With an angry sense that she was being stared at, Grania on her side turned and gazed fiercely at them, her great slumberous eyes, so Southern in their darkness, filled with a curious lowering light.
The visitors passed hastily on up the track.
‘Did you notice that girl standing above the pathway?’ one of the ladies said to the other. ‘How she stared! Did you observe? Not quite pleasant, was it?’
‘Yes,’ the other answered, clutching rather feverishly at her skirts. ‘Don’t go so quickly, dear. What stones! Yes, I noticed her. A fine, handsome creature, I thought—picturesque, too, in her red petticoat—but, as you say, not exactly pleasant-looking. Generally they have such good manners, poor creatures—quite decent, you know!’
They hurried on, for a storm was clearly coming up, and the yacht was not built for heavy weather. Quick, hot gusts of wind kept following one another over the grey, treeless surface of the island. The sea, too, sent up an occasional growl—a hint as to what might be coming.

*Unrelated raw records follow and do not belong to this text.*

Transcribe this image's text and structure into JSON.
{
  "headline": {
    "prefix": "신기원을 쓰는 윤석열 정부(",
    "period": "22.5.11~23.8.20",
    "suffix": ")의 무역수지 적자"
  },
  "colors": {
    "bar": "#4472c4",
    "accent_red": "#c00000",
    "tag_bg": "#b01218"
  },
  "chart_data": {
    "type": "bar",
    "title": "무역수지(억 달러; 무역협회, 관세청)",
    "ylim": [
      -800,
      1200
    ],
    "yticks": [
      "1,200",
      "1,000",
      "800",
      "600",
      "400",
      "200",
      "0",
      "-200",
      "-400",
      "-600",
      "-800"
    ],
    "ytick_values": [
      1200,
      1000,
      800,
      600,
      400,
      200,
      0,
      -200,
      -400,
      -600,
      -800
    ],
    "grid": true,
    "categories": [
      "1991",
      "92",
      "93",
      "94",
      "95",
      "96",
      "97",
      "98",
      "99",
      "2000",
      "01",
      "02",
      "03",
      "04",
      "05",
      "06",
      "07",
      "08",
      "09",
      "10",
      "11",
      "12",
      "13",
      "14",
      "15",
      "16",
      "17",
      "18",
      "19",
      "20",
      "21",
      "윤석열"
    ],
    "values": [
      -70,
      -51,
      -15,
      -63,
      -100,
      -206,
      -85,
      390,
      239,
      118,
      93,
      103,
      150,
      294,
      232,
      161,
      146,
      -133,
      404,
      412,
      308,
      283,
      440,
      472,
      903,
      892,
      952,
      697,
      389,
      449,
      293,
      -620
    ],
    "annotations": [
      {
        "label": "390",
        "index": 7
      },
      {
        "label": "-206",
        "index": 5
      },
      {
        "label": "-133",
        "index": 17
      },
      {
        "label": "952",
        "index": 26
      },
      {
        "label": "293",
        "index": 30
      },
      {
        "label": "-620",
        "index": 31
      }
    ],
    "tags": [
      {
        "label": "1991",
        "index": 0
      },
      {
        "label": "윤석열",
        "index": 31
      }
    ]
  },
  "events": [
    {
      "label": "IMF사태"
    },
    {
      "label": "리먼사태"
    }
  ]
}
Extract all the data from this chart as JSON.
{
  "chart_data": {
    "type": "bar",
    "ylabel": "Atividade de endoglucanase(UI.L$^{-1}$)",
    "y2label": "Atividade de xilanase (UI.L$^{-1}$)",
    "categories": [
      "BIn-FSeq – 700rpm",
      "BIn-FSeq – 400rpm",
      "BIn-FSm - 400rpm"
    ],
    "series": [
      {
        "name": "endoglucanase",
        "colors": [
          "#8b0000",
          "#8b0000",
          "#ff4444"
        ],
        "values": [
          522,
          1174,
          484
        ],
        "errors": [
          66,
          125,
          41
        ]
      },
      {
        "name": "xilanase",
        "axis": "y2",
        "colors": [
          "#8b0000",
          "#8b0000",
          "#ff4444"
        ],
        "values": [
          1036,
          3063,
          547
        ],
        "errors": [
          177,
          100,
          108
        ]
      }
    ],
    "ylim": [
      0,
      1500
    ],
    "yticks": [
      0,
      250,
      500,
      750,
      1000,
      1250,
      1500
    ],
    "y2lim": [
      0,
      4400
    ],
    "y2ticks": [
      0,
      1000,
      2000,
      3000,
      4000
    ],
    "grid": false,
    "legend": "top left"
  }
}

The visit to Dun Connor had accordingly to be cut short, and, with a hasty glance at the wilderness of stone around them, the visitors turned down the path again, and betook themselves to the shore.
From her usual post beside the cabin Grania watched them stumbling over the stones in their haste and rapidly embarking, with a feeling of satisfaction in her own fierce sea and sky which had scared away these fine people so suddenly.
A dull wrath, like that of the coming storm itself, was in the girl’s veins. She had passed Murdough early the same day—one of the O’Flaherties and Phil Garry were with him at the time—and he had ostentatiously gone on talking and laughing, without paying the smallest attention to her presence. She, on her side, had passed him without a glance, but it had seemed to her as if every drop of blood in her veins had turned in that instant to boiling lead, and she could have killed all three of them then and there, without ruth or hesitation, had her means been only equal to her wishes. It was still burning dangerously in her, that dull wrath, made up of anger, inarticulate despair, of love turned for the time being into a sort of sombre hatred. The necessity, too, of concealing it from Honor made it all the worse and all the more perilously pent up within her.
As it happened, a mode of expending it came that very night, and the long mystery of the stolen turf was at the same time cleared up.
The promised storm came on to blow unmistakably about six o’clock, and by nine or ten o’clock it had grown to a regular tempest. North and south, east and west, it seemed to come from all directions at once. Warm scuds of rain fell as if from a bucket. Then the Atlantic joined the concert, its hollow, bull-voiced roar, full of suggestions of shipwreck, terror, and death, coming up unceasingly to them from below.
Poor Honor was rather frightened. The suddenness of the storm disturbed and distressed her. It seemed unnatural, this combination of heat and of rushing wind. It was a new thing to her experience, and seemed to forebode evil. From time to time the sound of her prayers could be heard coming from her own dusky corner, the words caught and carried off, as it were, before they were half uttered by the rushing wind, which tore down the chimney and seemed to be bent, this time, upon dislodging the sturdy, much-enduring little house from its deeply-set foundations upon the rocks.